India’s Banks Could See A Turnaround By FY20, Says S&P Global
The worst of the bad-loan problem is over for Indian banks with an earnings turnaround possible as soon as the next financial year.
That’s according to S&P Global, which said in a report that it expects India’s banking system to strengthen in the next few years. “We estimate that Indian banks’ recognized non-performing loans now cover a substantial part of weak loans in the system, which comprise about 13 percent to 15 percent of the total loans,” it said. “This more realistic recognition, coupled with rebounding corporate profits and quicker resolution of non-performing assets under the new bankruptcy law, will help banks gradually recover from a protracted bad-debt cycle.”
Provisions for bad loans, according to the report, led to a record loss of over $9 billion (around Rs 67,000 crore) for public-sector banks in the quarter ended March 31, 2018.
Though it may not be sufficient, the Rs 2.1 lakh-crore recapitalisation programme announced by the government is providing a reprieve, S&P Global said. “Our stable outlook on banks is underpinned by our expectations of a very high likelihood of government support.”
This comes as India’s lenders enter the last month before the Reserve Bank of India's deadline to complete resolution of stressed loans larger than Rs 2,000 crore.
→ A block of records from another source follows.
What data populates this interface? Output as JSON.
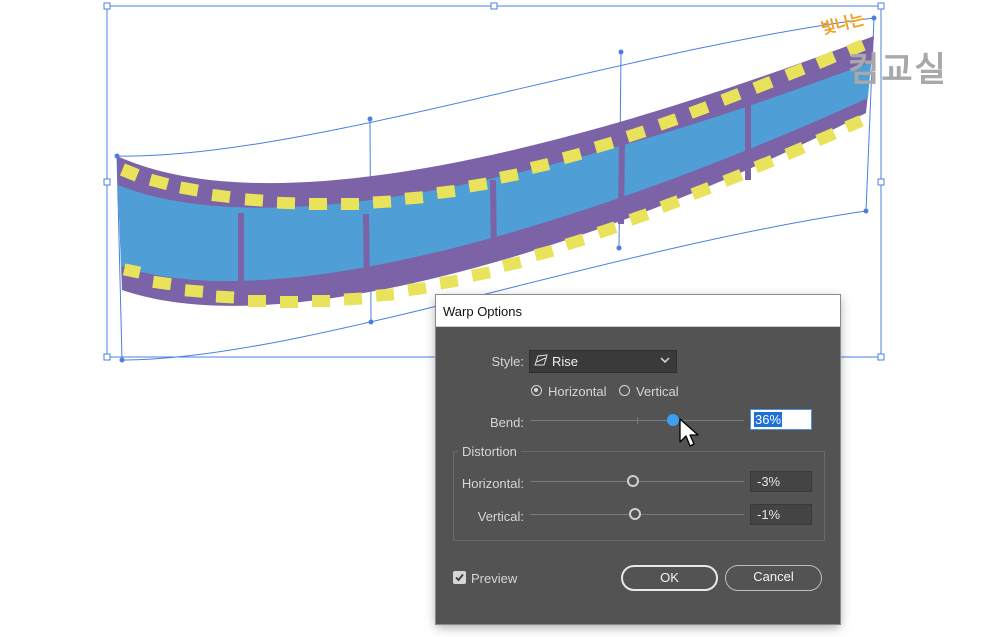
{
  "watermark": {
    "top_text": "빛나는",
    "main_text": "컴교실"
  },
  "dialog": {
    "title": "Warp Options",
    "style_label": "Style:",
    "style_value": "Rise",
    "orientation": {
      "horizontal": "Horizontal",
      "vertical": "Vertical",
      "selected": "Horizontal"
    },
    "bend": {
      "label": "Bend:",
      "value": "36%",
      "level": 0.68
    },
    "distortion": {
      "title": "Distortion",
      "horizontal": {
        "label": "Horizontal:",
        "value": "-3%",
        "level": 0.485
      },
      "vertical": {
        "label": "Vertical:",
        "value": "-1%",
        "level": 0.495
      }
    },
    "preview": {
      "label": "Preview",
      "checked": true
    },
    "ok_label": "OK",
    "cancel_label": "Cancel"
  },
  "colors": {
    "film_blue": "#4f9ed6",
    "film_purple": "#7c62a6",
    "sprocket_yellow": "#e8e35a",
    "selection_blue": "#4a7fe0",
    "dialog_bg": "#535353"
  }
}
If the banks fail to meet this deadline, the cases will be pushed into bankruptcy. “Then stressed assets could expand more than we expect.”
S&P Global expects another year of high provisioning by the state-run banks followed by a turnaround in the earning performance in the financial year 2019-20.
Risks That Could Delay Recovery
- If large unexpected non-performing loans materialise in the agriculture sector.
- If larger and faster-than-expected hikes in interest rates are carried out due to pressure on the current account deficit.
- If the rupee depreciates further, which could hurt unhedged corporate borrowers.
According to the report, the RBI is reportedly conducting another asset quality review with a focus on 240 corporate loans, looking for instances of under-provisioning.